To be explicit, we are considering two player games --- between players whom we will refer to as the attacker and defender --- on a simple, undirected graph G. In the beginning, the defender can choose to place guards on some of the vertices of G. The attacker's move involves choosing an edge (vertex) to attack. The defender is able to defend this attack if she can move the guards along the edges of the graph in such a way that at least one guard moves along the attacked edge (vertex). If such a movement is not possible, then the attacker wins. If the defender can defend the graph against an infinite sequence of attacks, then the defender wins. The minimum number of guards with which the defender has a winning strategy is called the eternal vertex cover (eternal domination) number of the graph G.
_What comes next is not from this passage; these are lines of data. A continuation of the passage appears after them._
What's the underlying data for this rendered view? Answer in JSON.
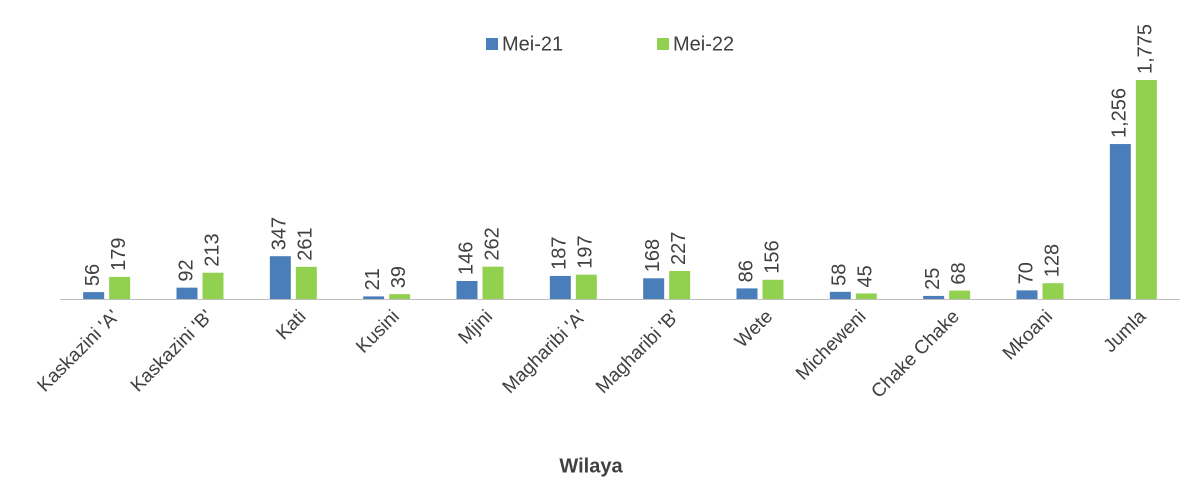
{
  "chart_data": {
    "type": "bar",
    "x_label": "Wilaya",
    "legend": "top",
    "categories": [
      "Kaskazini 'A'",
      "Kaskazini 'B'",
      "Kati",
      "Kusini",
      "Mjini",
      "Magharibi 'A'",
      "Magharibi 'B'",
      "Wete",
      "Micheweni",
      "Chake Chake",
      "Mkoani",
      "Jumla"
    ],
    "series": [
      {
        "name": "Mei-21",
        "color": "#4a7ebb",
        "values": [
          56,
          92,
          347,
          21,
          146,
          187,
          168,
          86,
          58,
          25,
          70,
          1256
        ],
        "value_labels": [
          "56",
          "92",
          "347",
          "21",
          "146",
          "187",
          "168",
          "86",
          "58",
          "25",
          "70",
          "1,256"
        ]
      },
      {
        "name": "Mei-22",
        "color": "#92d050",
        "values": [
          179,
          213,
          261,
          39,
          262,
          197,
          227,
          156,
          45,
          68,
          128,
          1775
        ],
        "value_labels": [
          "179",
          "213",
          "261",
          "39",
          "262",
          "197",
          "227",
          "156",
          "45",
          "68",
          "128",
          "1,775"
        ]
      }
    ]
  }
}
We will explore some structural aspects of these parameters, with a special focus on relating them to the corresponding static parameters. In particular, we will consider when the eternal vertex cover number coincides with the minimum vertex cover, and explore a structural characterization on bipartite graphs (based on joint work with Saraswati Nanoti). We will also explore the question of eternal domination on infinite grids (based on joint work with Tiziana Calamoneri, Federico Corò, Saraswati Girish Nanoti and Giacomo Paesani).
Short Bio:
Neeldhara Misra is a Smt. Amba and Sri. V S Sastry Chair Associate Professor of Computer Science and Engineering at the Indian Institute of Technology, Gandhinagar. She completed her PhD from the Institute for Mathematical Sciences in 2012 in Theoretical Computer Science, followed by a post-doc at the Department of Computer Science and Automation at IISc. Her research interests include the design and analysis of algorithms for graph optimization problems and computational social choice. She is also interested in visualizations and other methods to communicate computational thinking at an elementary level.